Once I let go of the future I had imagined, it became easier to accept the one that was actually coming toward me. The first piece to deal with was finding a way to just create SOMETHING, to give myself a way to experience joy and fulfill my artist needs. I follow a local flower farm/florist on instagram (@Petals_Ink), who had an abundance of flowers to sell after SXSW and weddings were canceled, so I decided to order a market bouquet as a way to bring wonder and beauty and joy into our home – flowers are always the fastest way to that for me, most especially spring time flowers. And as a delightful synchronicity, they happened to include a small bunch of poppies as an added extra, which made my heart feel full even though I couldn’t go physically be with the wild poppies as planned. I arranged them on my birthday and spent an hour making photos of them that helped nurture the part of myself that needs to feel wild and joyful to survive.
I suppose this is exactly what I’ve been amassing tools for – how can I touch joy amidst grief and pain and suffering? How can I (responsibly) be or make something wild when the world screams BE SAFE? How can I continue to grow, while the rest of the world contracts? I cannot turn these deepest needs of my soul off. So, I have to find another way.

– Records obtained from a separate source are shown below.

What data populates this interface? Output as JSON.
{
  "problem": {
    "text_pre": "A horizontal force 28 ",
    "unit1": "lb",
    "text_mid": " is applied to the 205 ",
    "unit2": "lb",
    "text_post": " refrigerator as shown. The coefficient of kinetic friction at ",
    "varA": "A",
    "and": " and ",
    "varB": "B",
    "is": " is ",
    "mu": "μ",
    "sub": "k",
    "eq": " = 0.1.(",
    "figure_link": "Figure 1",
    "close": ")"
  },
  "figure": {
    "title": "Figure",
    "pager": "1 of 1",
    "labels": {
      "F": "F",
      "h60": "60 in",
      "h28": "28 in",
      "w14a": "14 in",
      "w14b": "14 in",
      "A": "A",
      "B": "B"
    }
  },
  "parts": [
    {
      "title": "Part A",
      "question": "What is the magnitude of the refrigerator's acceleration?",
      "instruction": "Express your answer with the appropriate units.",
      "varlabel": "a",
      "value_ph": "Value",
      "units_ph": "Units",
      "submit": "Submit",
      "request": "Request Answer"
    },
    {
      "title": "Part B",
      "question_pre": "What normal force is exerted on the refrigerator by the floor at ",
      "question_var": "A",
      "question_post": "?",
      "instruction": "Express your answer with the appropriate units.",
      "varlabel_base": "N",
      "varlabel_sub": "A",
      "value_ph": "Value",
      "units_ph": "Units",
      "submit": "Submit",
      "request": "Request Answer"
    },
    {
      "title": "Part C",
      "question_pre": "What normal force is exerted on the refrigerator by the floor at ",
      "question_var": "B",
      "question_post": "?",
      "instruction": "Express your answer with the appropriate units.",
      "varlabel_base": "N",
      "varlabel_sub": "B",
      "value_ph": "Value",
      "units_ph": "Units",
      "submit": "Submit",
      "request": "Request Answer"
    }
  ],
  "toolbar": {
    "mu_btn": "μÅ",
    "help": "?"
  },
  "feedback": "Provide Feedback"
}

(AND. Here’s where I need you to know that you don’t have to force joy or force yourself to feel good right now. What I can tell you is that on the days that I felt all the pain and fear, I made a promise to myself that I would not abandon myself. I would do whatever felt comforting and nurturing and I would sit with the pain and the fear until I passed through it. And after a lot of journaling, and breathwork, and meditating, and reading fiction, and talking to actual humans instead of listening to the social media mafia, it did pass. I know that it will for you too – you will find the place of joy and happiness and forward motion again, and it doesn’t have to be today or even this week or even while this is happening.)
I don’t know when I’ll be able to make new collections for the print shop or even if I’ll be able to release three more collections this year. But as I was walking our dog yesterday (around our neighborhood and keeping distance), a neighbor’s bumper sticker caught my eye. It said, “Make things that make things better.” I may not be able to make the new things I want to make in this moment, but I’ve been making things that make me feel better all this time, and maybe those are the things that can help someone else feel better now. For today, it’s as simple as sharing these flowers and maybe, hopefully, these words that I dearly wish find and speak to the places in you that need to hear them to be less alone or sad or afraid.